Cliff Pace says there are two keys to catching bass during a cold front:
- Savage Gear 3D Lizard
- Mustad Hook Denny Brauer Grip-Pin Max Flippin Hook
- Mustad Hook Grip-Pin Soft Plastic Hook
- Mustad TitanX Tungsten Worm Weight, 3/8oz
- TFO Tactical Elite 7'6" Xtra Hvy Flipping Rod
- HI-SEAS Grand Slam Braid - Green 65lb
Cliff Pace says the key to catching fish in the cold front is to slow down and look for areas that will hold the most heat. One tactic that fits this bill perfectly is flippin'. Bass suck tight to heavy cover for comfort and warmth during these cold conditions and it's easy to see why. Fish are cold-blooded creatures and are directly affected by the environment around them so as the temp drops, their desire to expend energy and feed drops with it.

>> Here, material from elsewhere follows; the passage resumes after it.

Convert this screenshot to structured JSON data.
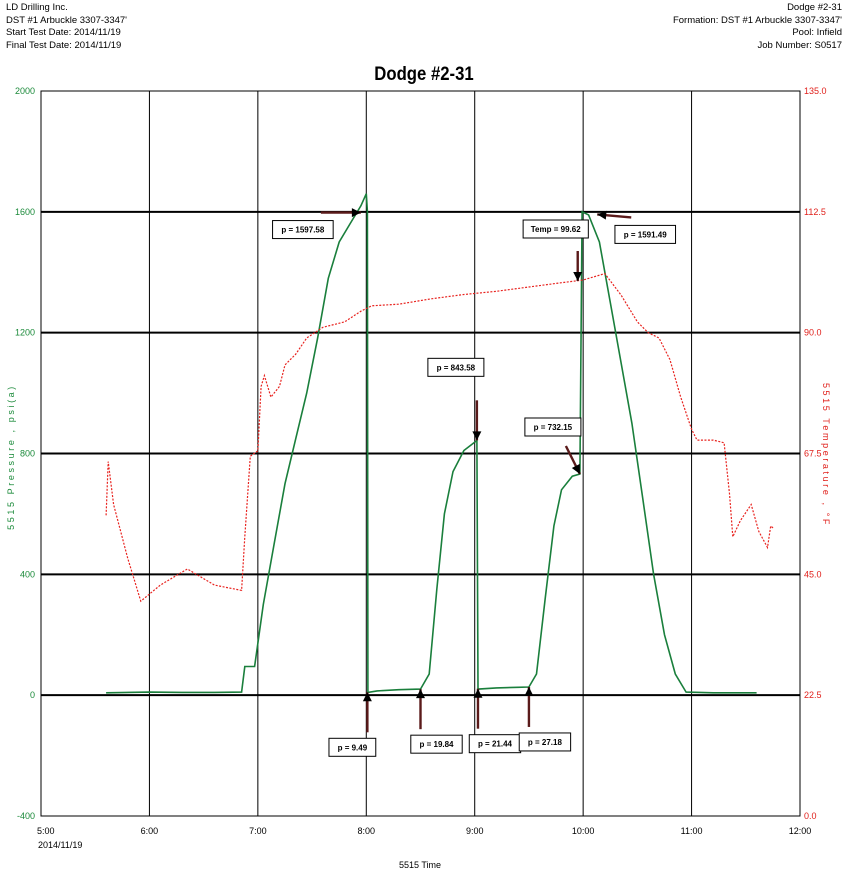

When this happens fish are more apt to eat baits they don't have to work for. Cliff will often choose a lizard for this as it adds bulk and can be fished slowly. The thickness of the cover determines the size of the weight needed to penetrate to get to the fish but in general, you want to fish the lightest weight you can get away with so the bait doesn't go flying past them on the fall. Pace preaches the speed at which you fish to be the single most important thing. You need to focus on small areas that you can fish as thoroughly as possible.
Cliff focuses on the northern shores of lakes as they are sheltered from the cold north winds of winter. They also receive to most sunlight on a given day which makes them the warmest parts of the lake. Since this water can be limited, pace again chooses to fish these areas slowly and methodically. As the pre-spawn, spawn progresses, Big female bass seek out these areas to maintain energy to spawn and to help incubate the eggs. Which is just another reason to fish these high percentage areas.